専門分野を決めたきっかけ
私の所属する大学では、毎年この時期には少しずつ専門が決まってきます。
正確に言うと、3年次以降の専門課程の所属が2年の夏に決まる(このシステムが有名)わけですが、今日はその思い出話を。
高校時代から、比較文学と言う学問ジャンルに関心を寄せていました。もともと文学には興味があって、国語も英語も好きだったのですが、きっかけは高校現代文で扱った2作品。ティム・オブライエンの「待ち伏せ」と中島敦の「山月記」です。
前者は村上春樹の翻訳で読んで、どうしてもよく分からなくて、アメリカ文学なのをいいことに英語版のペーパーバックをAmazonで買いました。今考えると勇気があるなあと。
で、原文を読んだら読後感が違う。特に、1語 辞書的な意味では当てはまらないような意訳になっている所があって、それによって色合いが変わっていることに気づいたんです。

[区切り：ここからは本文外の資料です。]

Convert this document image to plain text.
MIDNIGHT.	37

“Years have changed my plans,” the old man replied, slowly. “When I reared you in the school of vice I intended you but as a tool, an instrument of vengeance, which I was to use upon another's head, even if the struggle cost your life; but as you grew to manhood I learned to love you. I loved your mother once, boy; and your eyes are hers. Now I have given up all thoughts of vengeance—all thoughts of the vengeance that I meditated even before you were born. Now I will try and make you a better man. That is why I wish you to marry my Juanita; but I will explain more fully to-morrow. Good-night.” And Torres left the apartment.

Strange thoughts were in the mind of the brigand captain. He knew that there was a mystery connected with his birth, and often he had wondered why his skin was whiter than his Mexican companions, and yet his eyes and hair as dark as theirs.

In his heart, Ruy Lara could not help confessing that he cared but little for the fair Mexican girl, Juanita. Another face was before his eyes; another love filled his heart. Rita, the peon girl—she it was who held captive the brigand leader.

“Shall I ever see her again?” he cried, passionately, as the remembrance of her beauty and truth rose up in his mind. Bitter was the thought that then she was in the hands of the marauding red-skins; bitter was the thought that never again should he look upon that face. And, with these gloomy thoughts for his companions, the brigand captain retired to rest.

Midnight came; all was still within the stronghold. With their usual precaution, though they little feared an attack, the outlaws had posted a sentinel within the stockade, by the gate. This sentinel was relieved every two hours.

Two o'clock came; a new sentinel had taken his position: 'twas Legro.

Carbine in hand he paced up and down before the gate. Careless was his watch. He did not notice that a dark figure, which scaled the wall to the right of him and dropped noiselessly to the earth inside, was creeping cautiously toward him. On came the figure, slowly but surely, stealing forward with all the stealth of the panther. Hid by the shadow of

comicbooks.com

その話を先生にしたときに教えてもらったのが比較文学という分野でした。ちなみに後からこれが翻訳論の問題に近いということを知ったわけですが。
後者は、ありがちと言えばありがちですが、元ネタだと言われている「人虎伝」の話を聞いたのが大きかったです。モチーフをとっているはずなのに全く違う作品になっていることに面白さを感じていました。フランス派比較文学の潮流というか、和漢比較文学の有名な例の一つです。間テクスト性からのアプローチですね。
まあそんなこんなで、私は比較文学を勉強しようと思って大学を決めたわけです。具体的に何がやりたいとかよりもふわっとしたところで。そもそも比較文学を専門にできる大学なんてそんなに多くないんです。だから、志望大学は絞られることになりました。
ありがたいことに第一志望に合格したので晴れて勉強できるようになりました。
で、大学に入って、その手の授業を取りました。前期は文体論から和漢比較文学を行うような授業。後期は翻訳論と、日英比較文学(クロスジャンルという領域をここで初めて知りました)。
図書館で本を読んで、授業を聞いて、レポートを書くのに論文を調べて。自分の読書経験なんかも振り返ってみました。
そうして気づきました。
私は日本文学を他の文学作品との関わりという観点から考えてみたいのだ、と。さらに、近現代日本文学をやりたいのだ、と。文体論の授業が大きかったのかもしれません。
そこから迷いました。比較文学か、国文学か、現代文芸論(翻訳や批評理論)か。
結局比較文学への思いが捨てられず、今の学部にいます。高校からの憧れですから。ですが、実は初志貫徹ではなく、ちょっとずれました。
実は、今の学部には比較文学を専門にするコースと日本文化論を専門にするコースがあります。大学院だと同じなのですが、学部だと別です。
私がいるのは日本文化の方。近現代専門の先生はこのコースにしかいないからです。コースの教授陣に強引なまでの勧誘を受けました(笑) もう一つ、比較文学のコースだと外国文学にかなりのウェイトが置かれてしまっていたからです。
まあ比較文学系統の授業も取れますし、どちらにせよ後悔することはないと思っています。今絶賛考え中ですが、卒論も日本文学と比較文学にまたがるテーマになりそうです。
おそらく、このような形で進路を選択する人間はそれほど多くないと思います。好きや面白いから、段々と具体化して行って、進路を決められたのはよかったです。
きっかけって、すぐ近くに転がっているのかもしれませんね。